Secure Electricity Trading and Incentive Contract Model for Electric Vehicle Based on Energy Blockchain

• Published in: IEEE access Vol. 7; pp. 178763 - 178778
• Main Authors: Chen, Xiaofeng, Zhang, Xiaohong
• Format: Journal Article
• Language: English
• Published: Piscataway IEEE 2019; The Institute of Electrical and Electronics Engineers, Inc. (IEEE)

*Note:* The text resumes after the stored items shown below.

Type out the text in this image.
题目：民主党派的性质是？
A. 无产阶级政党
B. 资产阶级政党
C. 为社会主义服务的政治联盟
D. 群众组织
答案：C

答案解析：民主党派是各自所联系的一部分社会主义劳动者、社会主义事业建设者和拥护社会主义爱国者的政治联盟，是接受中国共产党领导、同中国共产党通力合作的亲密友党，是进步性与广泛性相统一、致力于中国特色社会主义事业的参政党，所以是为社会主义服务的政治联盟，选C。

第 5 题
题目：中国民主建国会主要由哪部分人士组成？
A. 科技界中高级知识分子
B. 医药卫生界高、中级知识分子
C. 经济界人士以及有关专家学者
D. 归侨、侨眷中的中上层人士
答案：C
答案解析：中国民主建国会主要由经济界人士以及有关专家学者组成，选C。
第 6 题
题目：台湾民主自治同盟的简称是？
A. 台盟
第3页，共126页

• Subjects: Algorithms; Blockchain; Contracts; Cryptography; Curves; Digital signatures; electric vehicle (EV); Electric vehicles; Electricity; elliptic curve encryption; Elliptic curves; Encryption; Energy blockchain; Energy storage; Fault tolerance; Game theory; incentive mechanism; Peak load; Power markets; Privacy; security analysis; Smart grid; Smart grids
• ISSN: 2169-3536; 2169-3536
• DOI: 10.1109/ACCESS.2019.2958122

As a neoteric high-tech product, electric vehicles (EVs) can effectively solve the problems of energy shortages and environmental pollution. On the one hand, EV can relieve the peak load of a smart grid and improve the electricity system operation. On the other hand, EV's electricity trading information can provide useful data for vehicle management departments to electricity scheduling. However, hackers can easily obtain data from the central database to simulate both parties involved, which leads to the receiver getting unauthorized information. For these challenges, we propose a novel secure electricity trading and incentive contract model based on the basic rules of China's electricity market. The digital signature technology adopts elliptic curve bilinear pairing to guarantee the reliability and integrity of the transaction information. Energy blockchain is utilized for encryption and distributed storage of energy data with the possession of tamper-proof and traceability. The consistency part of the data block applies a practical Byzantine fault-tolerant (PBFT) algorithm, which not only increases transaction throughput but also reduces transmission delay. The incentive contract based on revenue rewards can promote the benign interaction of EVs. The security analysis reveals that this scheme can achieve better results. Compared with other schemes, our scheme saves about 64.55% of the communication overhead and validates the same number of signed messages in a shorter time. Incentive contracts based on game theory can facilitate EV electricity trading through energy coin rewards. This mechanism makes EV more willing and active to participate in transactions that guarantee the activity and stability of the network.